CGM slightly overestimates dawn phenom, but CL still able to outperform people, hedging its bets and keeping patient in range
Not perfect but no episodes of hypoglycemia, and relatively little hyperglycemia. Surprising especially given the high carb meal.
Median difference between CGM and blood glucose is ~10%. Certainly good enough for closed loop insulin delivery.
Range is decent overnight. But after high carb breakfast, almost impossible to keep glucose in range.
Conclusions
- Sensor was certainly good enough to continue using for the closed-loop
- More work is needed to improved post-prandial control
- More work needed for non-sedentary conditions
The physiology of meal digestion. Glucose in early and late pregnancy having an effect on glucose up to six hours after dinner.
Breakfast is faster. Half of glucose reflected in BG within 1hr (rather than 2hrs at night). No insulin fast enough right now to catch that.
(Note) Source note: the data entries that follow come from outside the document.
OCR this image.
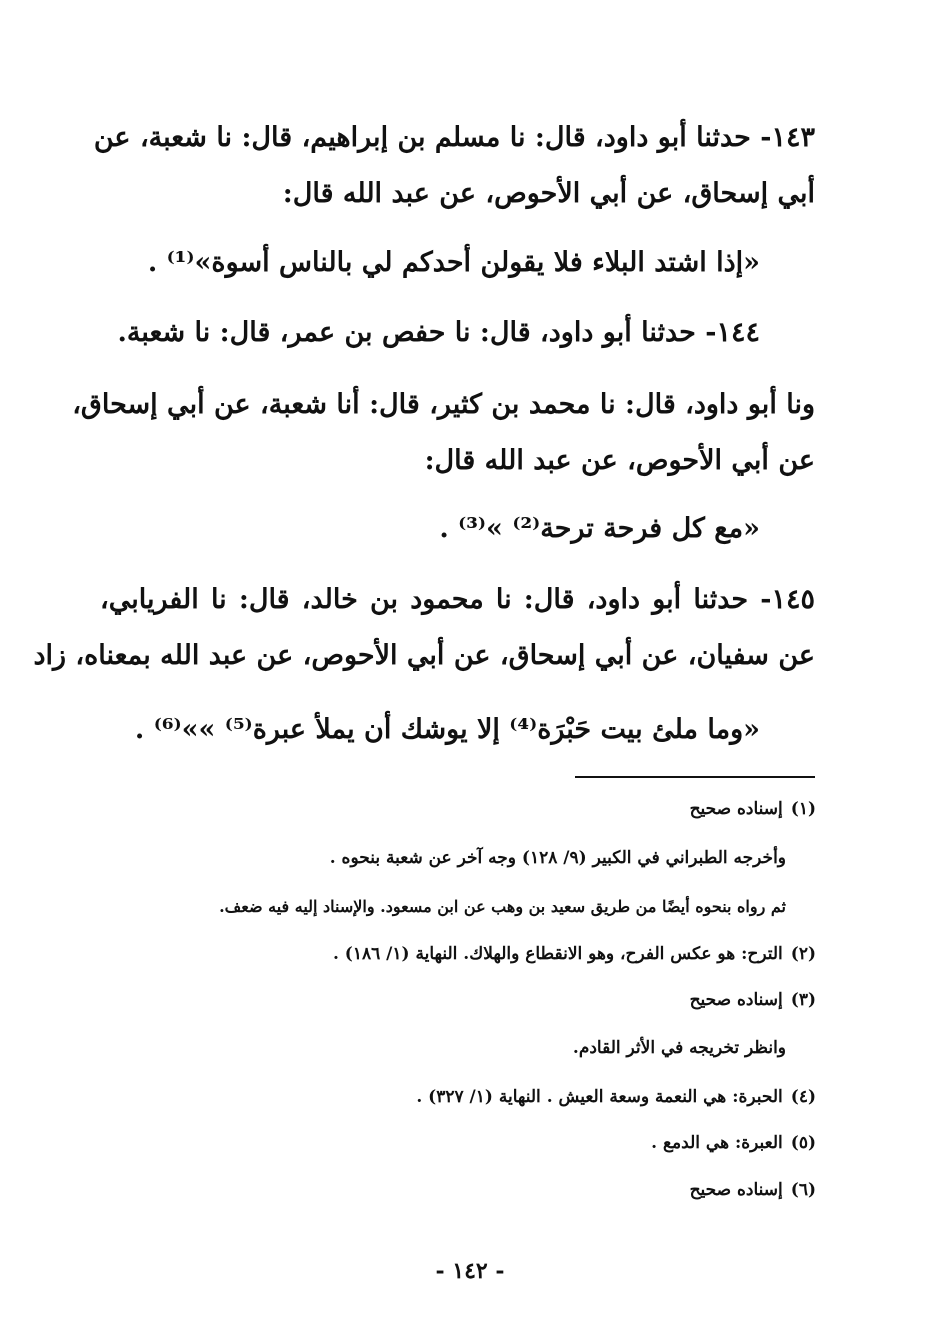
١٤٣- حدثنا أبو داود، قال: نا مسلم بن إبراهيم، قال: نا شعبة، عن
أبي إسحاق، عن أبي الأحوص، عن عبد الله قال:
«إذا اشتد البلاء فلا يقولن أحدكم لي بالناس أسوة»⁽¹⁾ .
١٤٤- حدثنا أبو داود، قال: نا حفص بن عمر، قال: نا شعبة.
ونا أبو داود، قال: نا محمد بن كثير، قال: أنا شعبة، عن أبي إسحاق،
عن أبي الأحوص، عن عبد الله قال:
«مع كل فرحة ترحة⁽²⁾ »⁽³⁾ .
١٤٥- حدثنا أبو داود، قال: نا محمود بن خالد، قال: نا الفريابي،
عن سفيان، عن أبي إسحاق، عن أبي الأحوص، عن عبد الله بمعناه، زاد
«وما ملئ بيت حَبْرَة⁽⁴⁾ إلا يوشك أن يملأ عبرة⁽⁵⁾ »»⁽⁶⁾ .
(١)إسناده صحيح
وأخرجه الطبراني في الكبير (٩/ ١٢٨) وجه آخر عن شعبة بنحوه .
ثم رواه بنحوه أيضًا من طريق سعيد بن وهب عن ابن مسعود. والإسناد إليه فيه ضعف.
(٢)الترح: هو عكس الفرح، وهو الانقطاع والهلاك. النهاية (١/ ١٨٦) .
(٣)إسناده صحيح
وانظر تخريجه في الأثر القادم.
(٤)الحبرة: هي النعمة وسعة العيش . النهاية (١/ ٣٢٧) .
(٥)العبرة: هي الدمع .
(٦)إسناده صحيح
- ١٤٢ -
Post-prandial glucose disposal at night is particularly sluggish in late pregnancy. Glucose appears quickly, but is disposed of slowly.
What complicates matters is gestational changes in the absorption rates of insulin. Using Aspart in early pregnancy, time to max effect is 50+- 10 min. But 80+-30min in late pregnancy –> Slower and more variable.
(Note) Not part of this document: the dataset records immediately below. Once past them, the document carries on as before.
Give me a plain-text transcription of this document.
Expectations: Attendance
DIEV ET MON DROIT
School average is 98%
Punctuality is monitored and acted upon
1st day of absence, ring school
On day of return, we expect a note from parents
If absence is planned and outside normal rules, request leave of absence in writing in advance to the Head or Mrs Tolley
Fully automated closed-loop is not feasible at this time, because we don’t have insulin fast enough to administer once BG is already going up. We will need to administer it early.
Also, increase rates of glucose disposal in late pregnancy, ie with exercise
Second study: CGM-augmented pump therapy versus CL with high carb meals followed by vigorous exercise after meals for 20 minutes.
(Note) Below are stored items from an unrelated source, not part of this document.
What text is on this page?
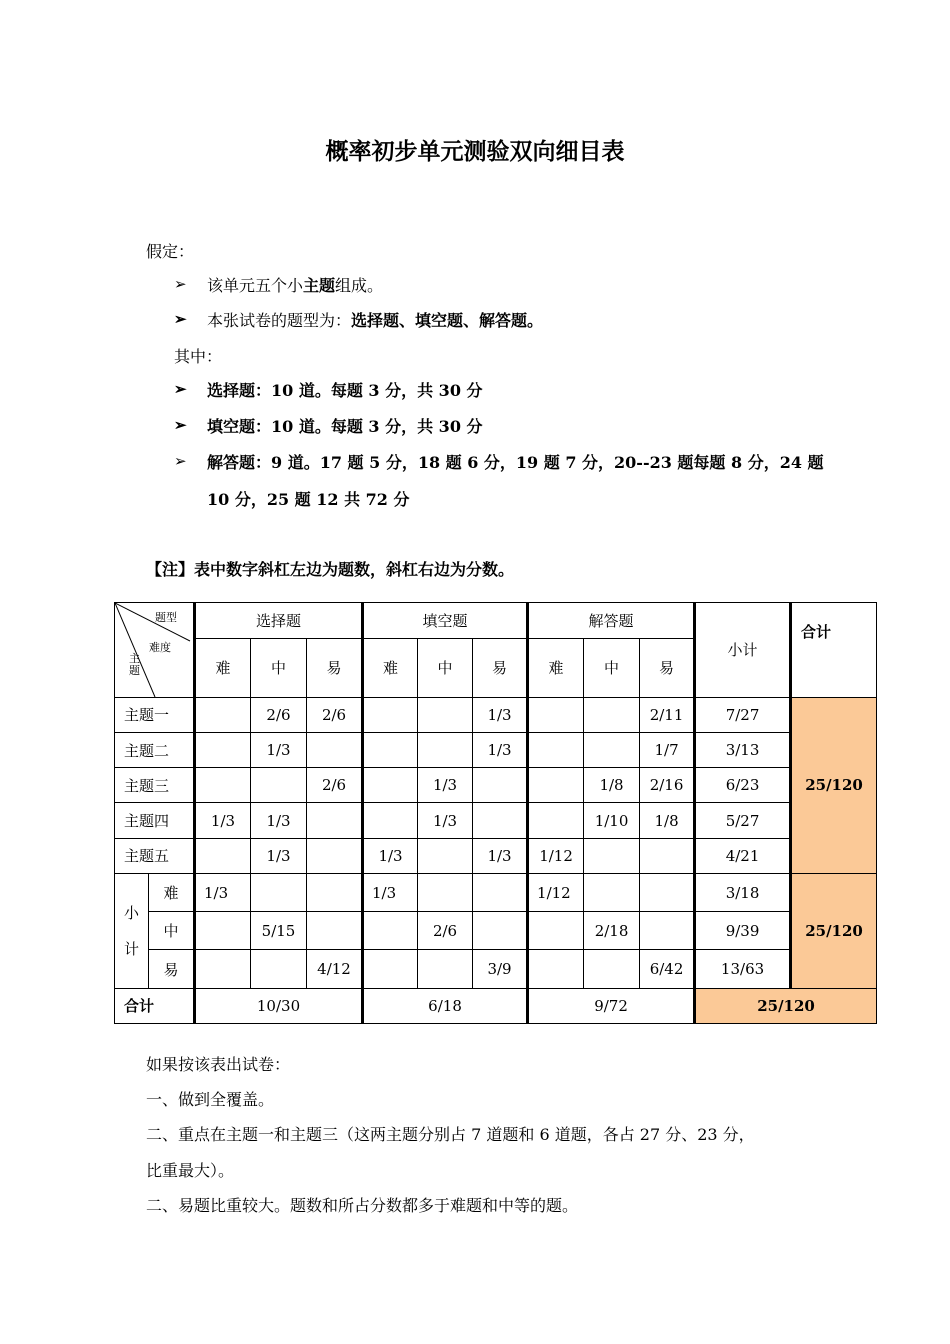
概率初步单元测验双向细目表
假定：
➢ 该单元五个小主题组成。
➢ 本张试卷的题型为：选择题、填空题、解答题。
其中：
➢ 选择题：10 道。每题 3 分，共 30 分
➢ 填空题：10 道。每题 3 分，共 30 分
➢ 解答题：9 道。17 题 5 分，18 题 6 分，19 题 7 分，20--23 题每题 8 分，24 题
10 分，25 题 12 共 72 分
【注】表中数字斜杠左边为题数，斜杠右边为分数。
题型
难度
主题		选择题			填空题			解答题			小计	合计
		难	中	易	难	中	易	难	中	易		
主题一			2/6	2/6			1/3			2/11	7/27	25/120
主题二			1/3				1/3			1/7	3/13	
主题三				2/6		1/3			1/8	2/16	6/23	
主题四		1/3	1/3			1/3			1/10	1/8	5/27	
主题五			1/3		1/3		1/3	1/12			4/21	
小 计	难	1/3			1/3			1/12			3/18	25/120
	中		5/15			2/6			2/18		9/39	
	易			4/12			3/9			6/42	13/63	
合计		10/30			6/18			9/72			25/120	
如果按该表出试卷：
一、做到全覆盖。
二、重点在主题一和主题三（这两主题分别占 7 道题和 6 道题，各占 27 分、23 分，
比重最大）。
二、易题比重较大。题数和所占分数都多于难题和中等的题。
- Does the exercise help prevent post-prandial spikes?
- Can this supplementation allow us to bridge the gap to closing the loop at night?
Algorithm + exercise achieved 95% time in target overnight. Well controlled women on pump arm had 100%, but had higher hypoglycemic index
Compared sensor accuracy during rest and during strenuous walking. Sensor accuracy is much better at rest. Walking accuracy was much lower. Yet algorithm was able to adjust and still achieve 80% time in target during the exercise.
Who needs a closed loop?
- Sample patient who is amazing. One time above target in a week. She doesn’t need a closed loop; she will outperform it.
- But what about for the rest of us?
We looked at this with 336 people using CL at home, unsupervised. Glucose control is far superior to sensor-augmented pump treatment.
Patient response is overwhelmingly positive– I haven’t slept so well in years. It has transformed my life.
Drawbacks– size, the implants, the alarms are annoying, the battery life isn’t very good. Adolescents gripe :) Still big, bulky, prototypes.
What do we do in pregnancy? Do we accept the limits of the technology and the algorithms and get to work improving them? The view we’re taking in our center is, Let’s start the dialogue. This is the beginning. The CL does better than most patients can do at night on their own currently.